Universe Integrity: of Star Wars and Ron Paul

January 7, 2008
4:52 am
Posted in: Politics

This xkcd comic is funny, and fairly accurate. I’ve noticed that the people at Ron Paul sign waving events are disproportionately techies.

But there’s more to it than that.

Put aside any disagreements about Ron Paul’s positions and instead deal with his consistency and his integrity. Ron Paul leaves precious few dangling threads. He presents a view of government and society that is self-contained. Everything he supports can be boiled down to one principle: non-intervention. That explains personal liberties. It explains a limited government and a free market. It explains a humble foreign policy and war only in cases of national defense. All the other candidates have positions that are harder to boil down to a single guiding principle, and as such, exhibit inconsistencies. Ron Paul has crafted a self-contained universe of maximal individual liberty and minimal government. It has an Ayn Randesque optimistic and heroic view of the individual, as a being pursuing goals in its own rational self-interest, and a Reaganesque pessimistic view of collectivist institutions, as being necessarily opposed to the individual. That explains the initial draw: optimistic individualism. But it’s the internal integrity of Ron Paul’s universe that explains the energetic and obsessive devotion of its fans. It’s like how Star Wars video games and books etc have to be approved by Lucasfilm to make sure they don’t contradict the existing Star Wars universe. Half the Star Wars films suck, and the good three suffer from their share of bad acting and Ewoks you’d like to strangle. They’re a phenomenon because of the vast unified and non-contradictory universe they spawned. You won’t ever see something like “Minority Report” spawn a massive fan following, because the plot holes and internal inconsistencies destroy it before it can take its first breath.

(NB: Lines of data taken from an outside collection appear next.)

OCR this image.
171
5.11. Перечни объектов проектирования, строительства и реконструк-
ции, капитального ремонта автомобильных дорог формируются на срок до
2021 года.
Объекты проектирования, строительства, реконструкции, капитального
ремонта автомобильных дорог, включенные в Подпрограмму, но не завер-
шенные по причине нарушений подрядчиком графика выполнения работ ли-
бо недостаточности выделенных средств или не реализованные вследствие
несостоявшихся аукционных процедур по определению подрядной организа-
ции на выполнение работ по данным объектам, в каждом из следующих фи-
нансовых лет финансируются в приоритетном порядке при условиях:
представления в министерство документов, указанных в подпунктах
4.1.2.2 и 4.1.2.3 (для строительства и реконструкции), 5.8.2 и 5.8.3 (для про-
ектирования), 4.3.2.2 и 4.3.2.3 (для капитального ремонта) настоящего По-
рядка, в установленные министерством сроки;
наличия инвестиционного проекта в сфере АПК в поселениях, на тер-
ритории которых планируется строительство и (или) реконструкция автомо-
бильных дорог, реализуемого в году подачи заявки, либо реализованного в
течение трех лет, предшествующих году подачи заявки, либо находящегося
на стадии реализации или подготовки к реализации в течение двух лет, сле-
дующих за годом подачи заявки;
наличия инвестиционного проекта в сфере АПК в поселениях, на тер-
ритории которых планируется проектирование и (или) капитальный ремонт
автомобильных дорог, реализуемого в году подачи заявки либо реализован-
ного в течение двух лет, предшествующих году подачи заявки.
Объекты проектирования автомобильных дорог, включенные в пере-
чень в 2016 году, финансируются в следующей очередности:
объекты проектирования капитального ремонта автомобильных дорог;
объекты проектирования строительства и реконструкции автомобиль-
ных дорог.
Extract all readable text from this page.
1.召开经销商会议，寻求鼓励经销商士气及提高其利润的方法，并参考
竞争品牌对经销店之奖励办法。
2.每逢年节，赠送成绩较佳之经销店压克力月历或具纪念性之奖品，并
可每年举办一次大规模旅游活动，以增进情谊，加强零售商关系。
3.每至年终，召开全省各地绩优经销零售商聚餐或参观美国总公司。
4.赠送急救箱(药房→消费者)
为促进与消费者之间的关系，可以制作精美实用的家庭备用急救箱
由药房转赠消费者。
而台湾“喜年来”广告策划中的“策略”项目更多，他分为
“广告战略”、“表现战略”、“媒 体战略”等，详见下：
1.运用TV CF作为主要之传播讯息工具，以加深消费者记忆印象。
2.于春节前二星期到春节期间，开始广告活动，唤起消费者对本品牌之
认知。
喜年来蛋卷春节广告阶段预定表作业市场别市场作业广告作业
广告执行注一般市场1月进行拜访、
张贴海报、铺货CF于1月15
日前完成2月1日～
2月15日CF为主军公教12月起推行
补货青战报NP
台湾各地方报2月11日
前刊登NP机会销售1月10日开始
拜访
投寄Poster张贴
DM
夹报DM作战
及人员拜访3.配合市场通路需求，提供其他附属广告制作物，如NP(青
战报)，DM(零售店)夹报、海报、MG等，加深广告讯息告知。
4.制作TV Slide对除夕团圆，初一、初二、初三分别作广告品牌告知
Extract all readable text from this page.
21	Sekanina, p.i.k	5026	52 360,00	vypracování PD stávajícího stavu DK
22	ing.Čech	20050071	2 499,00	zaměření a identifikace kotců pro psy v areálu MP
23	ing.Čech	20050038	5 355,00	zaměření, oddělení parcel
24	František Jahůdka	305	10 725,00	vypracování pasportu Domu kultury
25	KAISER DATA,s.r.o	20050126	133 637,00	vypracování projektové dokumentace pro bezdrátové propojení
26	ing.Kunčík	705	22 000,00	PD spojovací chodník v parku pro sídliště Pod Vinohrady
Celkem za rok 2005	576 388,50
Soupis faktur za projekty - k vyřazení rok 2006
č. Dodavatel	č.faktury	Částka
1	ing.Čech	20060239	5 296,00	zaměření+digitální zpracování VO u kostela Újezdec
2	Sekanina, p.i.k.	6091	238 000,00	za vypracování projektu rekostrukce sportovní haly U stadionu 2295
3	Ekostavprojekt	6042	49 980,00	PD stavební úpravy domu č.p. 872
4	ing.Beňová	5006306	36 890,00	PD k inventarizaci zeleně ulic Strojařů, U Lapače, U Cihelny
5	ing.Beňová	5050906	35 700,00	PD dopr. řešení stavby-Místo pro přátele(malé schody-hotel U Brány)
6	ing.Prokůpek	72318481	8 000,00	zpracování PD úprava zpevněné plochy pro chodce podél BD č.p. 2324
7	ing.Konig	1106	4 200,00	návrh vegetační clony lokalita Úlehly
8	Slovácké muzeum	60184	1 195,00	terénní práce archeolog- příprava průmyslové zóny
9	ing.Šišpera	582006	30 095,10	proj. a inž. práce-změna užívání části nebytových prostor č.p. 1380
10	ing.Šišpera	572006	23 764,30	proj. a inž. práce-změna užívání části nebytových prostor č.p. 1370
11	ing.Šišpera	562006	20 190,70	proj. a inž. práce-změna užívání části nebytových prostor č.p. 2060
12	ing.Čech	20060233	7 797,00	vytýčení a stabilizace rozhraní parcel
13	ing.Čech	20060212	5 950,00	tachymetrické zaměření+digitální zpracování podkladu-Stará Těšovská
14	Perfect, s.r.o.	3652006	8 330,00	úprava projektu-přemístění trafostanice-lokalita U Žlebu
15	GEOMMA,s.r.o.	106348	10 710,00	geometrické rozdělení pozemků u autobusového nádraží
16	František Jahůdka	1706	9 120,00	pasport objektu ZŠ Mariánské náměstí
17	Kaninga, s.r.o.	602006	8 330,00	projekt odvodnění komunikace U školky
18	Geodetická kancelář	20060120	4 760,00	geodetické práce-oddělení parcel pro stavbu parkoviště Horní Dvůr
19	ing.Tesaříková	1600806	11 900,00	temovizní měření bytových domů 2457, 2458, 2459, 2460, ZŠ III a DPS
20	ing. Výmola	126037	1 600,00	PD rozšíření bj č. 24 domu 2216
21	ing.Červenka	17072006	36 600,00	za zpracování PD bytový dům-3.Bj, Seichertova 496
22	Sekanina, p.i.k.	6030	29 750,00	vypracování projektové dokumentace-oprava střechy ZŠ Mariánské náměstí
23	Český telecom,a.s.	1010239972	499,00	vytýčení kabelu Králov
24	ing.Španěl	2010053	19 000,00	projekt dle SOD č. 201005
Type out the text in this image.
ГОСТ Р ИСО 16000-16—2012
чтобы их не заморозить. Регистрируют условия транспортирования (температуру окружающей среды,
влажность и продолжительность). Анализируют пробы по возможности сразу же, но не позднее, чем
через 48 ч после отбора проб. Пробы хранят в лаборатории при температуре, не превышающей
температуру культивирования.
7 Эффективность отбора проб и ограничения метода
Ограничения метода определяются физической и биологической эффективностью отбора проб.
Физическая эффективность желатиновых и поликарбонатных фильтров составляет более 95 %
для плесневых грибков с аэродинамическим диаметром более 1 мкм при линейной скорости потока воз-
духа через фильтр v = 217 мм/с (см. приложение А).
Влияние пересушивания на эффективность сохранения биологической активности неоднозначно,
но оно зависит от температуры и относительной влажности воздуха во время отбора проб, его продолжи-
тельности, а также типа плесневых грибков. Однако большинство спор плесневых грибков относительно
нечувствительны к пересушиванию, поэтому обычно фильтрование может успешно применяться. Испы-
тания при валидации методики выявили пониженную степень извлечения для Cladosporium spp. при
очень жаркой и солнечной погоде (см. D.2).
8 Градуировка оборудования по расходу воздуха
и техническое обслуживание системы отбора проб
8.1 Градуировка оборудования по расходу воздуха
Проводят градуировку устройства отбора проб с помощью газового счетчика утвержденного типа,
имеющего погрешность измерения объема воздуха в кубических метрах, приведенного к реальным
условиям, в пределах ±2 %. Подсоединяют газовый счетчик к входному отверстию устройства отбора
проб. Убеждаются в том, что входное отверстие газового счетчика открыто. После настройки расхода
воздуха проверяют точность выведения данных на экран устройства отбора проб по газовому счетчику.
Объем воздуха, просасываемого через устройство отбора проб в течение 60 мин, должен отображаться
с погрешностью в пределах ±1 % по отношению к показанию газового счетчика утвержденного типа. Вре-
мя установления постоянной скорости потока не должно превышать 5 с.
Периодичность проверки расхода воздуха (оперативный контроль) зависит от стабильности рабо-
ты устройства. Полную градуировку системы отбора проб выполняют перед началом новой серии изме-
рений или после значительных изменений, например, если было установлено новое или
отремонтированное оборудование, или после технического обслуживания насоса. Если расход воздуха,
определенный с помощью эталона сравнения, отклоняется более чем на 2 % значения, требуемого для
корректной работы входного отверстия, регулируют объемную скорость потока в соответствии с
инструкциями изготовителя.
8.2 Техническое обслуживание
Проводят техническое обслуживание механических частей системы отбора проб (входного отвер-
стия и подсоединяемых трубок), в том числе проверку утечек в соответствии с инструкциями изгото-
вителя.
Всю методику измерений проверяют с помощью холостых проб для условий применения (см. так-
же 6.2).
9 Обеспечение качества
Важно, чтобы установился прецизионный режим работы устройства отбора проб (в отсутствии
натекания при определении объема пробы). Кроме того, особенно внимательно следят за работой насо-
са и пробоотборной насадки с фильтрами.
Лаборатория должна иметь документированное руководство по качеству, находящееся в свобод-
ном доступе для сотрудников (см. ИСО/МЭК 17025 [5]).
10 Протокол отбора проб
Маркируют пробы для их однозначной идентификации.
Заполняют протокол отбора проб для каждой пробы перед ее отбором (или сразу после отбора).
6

As a comparison, Barack Obama has optimistic views that draw supporters, but he presents an inconsistent universe with the individual and the collective paired up like awkward sixth grade dance partners as the first slow song of the evening begins to play. So while he’ll continue to enjoy popular support, he’ll never have people as completely devoted to his cause as Ron Paul supporters are to his.

The tragedy of it all is that when they are presented with a unified theory of liberty and governmental non-intervention, most people say “sounds great — now who is going to pay for my health care and who is going to impose my religiously motivated moral beliefs on others?” Le sigh. It was a pipe dream when this country was founded, and it has just gone downhill from there. But you know what? Damn the torpedos, my car sports six Ron Paul stickers.